Plot: Mark Zuckerberg (Jesse Eisenberg) has been drinking and now he’s blogging, bitter over being dumped by his girlfriend over dinner, thanks to his cold, arrogant approach to the relationship. As he derides his ex, he also has the idea to create a website that allows you to compare women and vote on which is more attractive. This proves to be quite popular, but lands him in hot water for the obvious social consequences, not to mention hacking into various Harvard databases. His work on the site does draw the attention of a group of students looking to create a social site of their own, one exclusive to Harvard attendees. But while he is supposed to be working on that project, instead Zuckerberg pursues his own vision, which builds on existing social media outlets to create a new, more expansive option. The Facebook becomes a massive success, but in the wake of that success, burned bridges, lawsuits, and broken friendships abound, with Zuckerberg in the middle of it all.

Entertainment Value: Based on the book Accidental Billionaires: The Founding of Facebook, this movie might not be the most accurate take on the real life events, but it is a masterpiece of cinema. This is a razor sharp, highly polished picture that just shines on every level, making The Social Network a movie I can revisit often, just to watch it all unfold time and again. The narrative is always interesting, but it feels much more kinetic and magnetic than it likely should, thanks to Aaron Sorkin’s script and David Fincher’s incredible direction. I never would have guessed a movie about Facebook could be this good, but it sparkles across the board, even in Fincher’s remarkable resume, this one stands out. The kinetic texture is all the more impressive given how the film is all about dialogue, with all the scenes centered on discussions and exchanges, yet the pace remains brisk and never relents. Even at two hours of constant dialogue, The Social Network never loses its stride and keeps you hooked in, thanks in part to a sharp, polished visual design, no doubt. I think this is one of the rare movies where all the tumblers fall into place and The Social Network ends up as a masterwork, easily one of the best movies of its era.

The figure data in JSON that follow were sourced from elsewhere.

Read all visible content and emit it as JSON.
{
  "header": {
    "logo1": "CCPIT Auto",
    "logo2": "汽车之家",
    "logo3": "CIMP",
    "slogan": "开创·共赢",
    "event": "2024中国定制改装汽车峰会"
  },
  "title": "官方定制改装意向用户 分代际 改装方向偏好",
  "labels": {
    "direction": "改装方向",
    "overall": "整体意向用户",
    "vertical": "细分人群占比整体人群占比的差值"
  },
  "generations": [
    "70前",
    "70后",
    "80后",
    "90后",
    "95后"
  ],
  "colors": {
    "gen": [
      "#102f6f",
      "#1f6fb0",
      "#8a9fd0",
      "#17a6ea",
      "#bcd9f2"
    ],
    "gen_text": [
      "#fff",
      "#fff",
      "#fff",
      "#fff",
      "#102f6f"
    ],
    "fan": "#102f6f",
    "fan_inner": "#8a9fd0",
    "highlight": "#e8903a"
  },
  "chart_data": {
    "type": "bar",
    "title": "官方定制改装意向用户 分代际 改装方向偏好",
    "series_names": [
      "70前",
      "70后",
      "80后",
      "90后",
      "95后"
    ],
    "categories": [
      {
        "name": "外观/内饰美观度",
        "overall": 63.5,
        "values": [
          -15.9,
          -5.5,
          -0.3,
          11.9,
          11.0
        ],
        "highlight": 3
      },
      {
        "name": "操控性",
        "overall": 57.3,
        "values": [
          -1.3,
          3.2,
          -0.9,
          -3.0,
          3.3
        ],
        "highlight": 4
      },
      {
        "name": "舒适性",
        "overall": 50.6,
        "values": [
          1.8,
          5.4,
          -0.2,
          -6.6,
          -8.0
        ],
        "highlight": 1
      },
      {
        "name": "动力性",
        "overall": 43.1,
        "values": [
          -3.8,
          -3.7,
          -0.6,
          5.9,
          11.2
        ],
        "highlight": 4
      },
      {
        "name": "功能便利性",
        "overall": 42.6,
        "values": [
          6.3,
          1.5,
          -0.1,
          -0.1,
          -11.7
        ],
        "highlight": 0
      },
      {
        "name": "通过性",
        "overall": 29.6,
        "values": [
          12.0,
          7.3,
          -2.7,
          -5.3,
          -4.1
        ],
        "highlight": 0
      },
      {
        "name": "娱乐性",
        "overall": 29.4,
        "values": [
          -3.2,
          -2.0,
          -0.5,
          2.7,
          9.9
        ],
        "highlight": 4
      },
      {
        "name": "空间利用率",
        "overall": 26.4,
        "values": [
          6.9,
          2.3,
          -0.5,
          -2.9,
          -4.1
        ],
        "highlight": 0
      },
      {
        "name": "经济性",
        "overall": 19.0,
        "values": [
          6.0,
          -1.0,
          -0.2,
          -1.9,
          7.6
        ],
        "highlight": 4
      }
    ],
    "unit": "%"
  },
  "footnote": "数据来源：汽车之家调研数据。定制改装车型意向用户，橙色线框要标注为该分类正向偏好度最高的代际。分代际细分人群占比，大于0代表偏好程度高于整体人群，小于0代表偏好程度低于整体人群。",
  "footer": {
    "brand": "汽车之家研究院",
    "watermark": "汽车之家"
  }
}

As I said above, the visuals, writing, and direction are superb in this one, but the cast also shows up to throw heat here. Jesse Eisenberg’s turn as Zuckerberg is excellent and earned him an Oscar nomination, capturing the real life Facebook kingpin’s presence to eerie levels. He is great from start to finish, but he has some moments where he just knocks it out of the park, even in small, one line deliveries. I think the mediation scenes really showcase Eisenberg’s being in the zone here, as his line delivery is flawless and he nails the Zuckerberg vibe in those moments. Andrew Garfield is also great and brings a much needed emotional counterpart to Eisenberg’s cold persona, with the two sharing some highly memorable exchanges. The dynamic is just on point between the two, you can feel the connection the two share, which makes the events all the more powerful as the narrative progresses. Justin Timberlake has a prominent role as well, bringing the Napster douche bro Sean Parker to life in colorful fashion. The cast also includes Armie Hammer, Dakota Johnson, Rooney Mara, and Rashida Jones.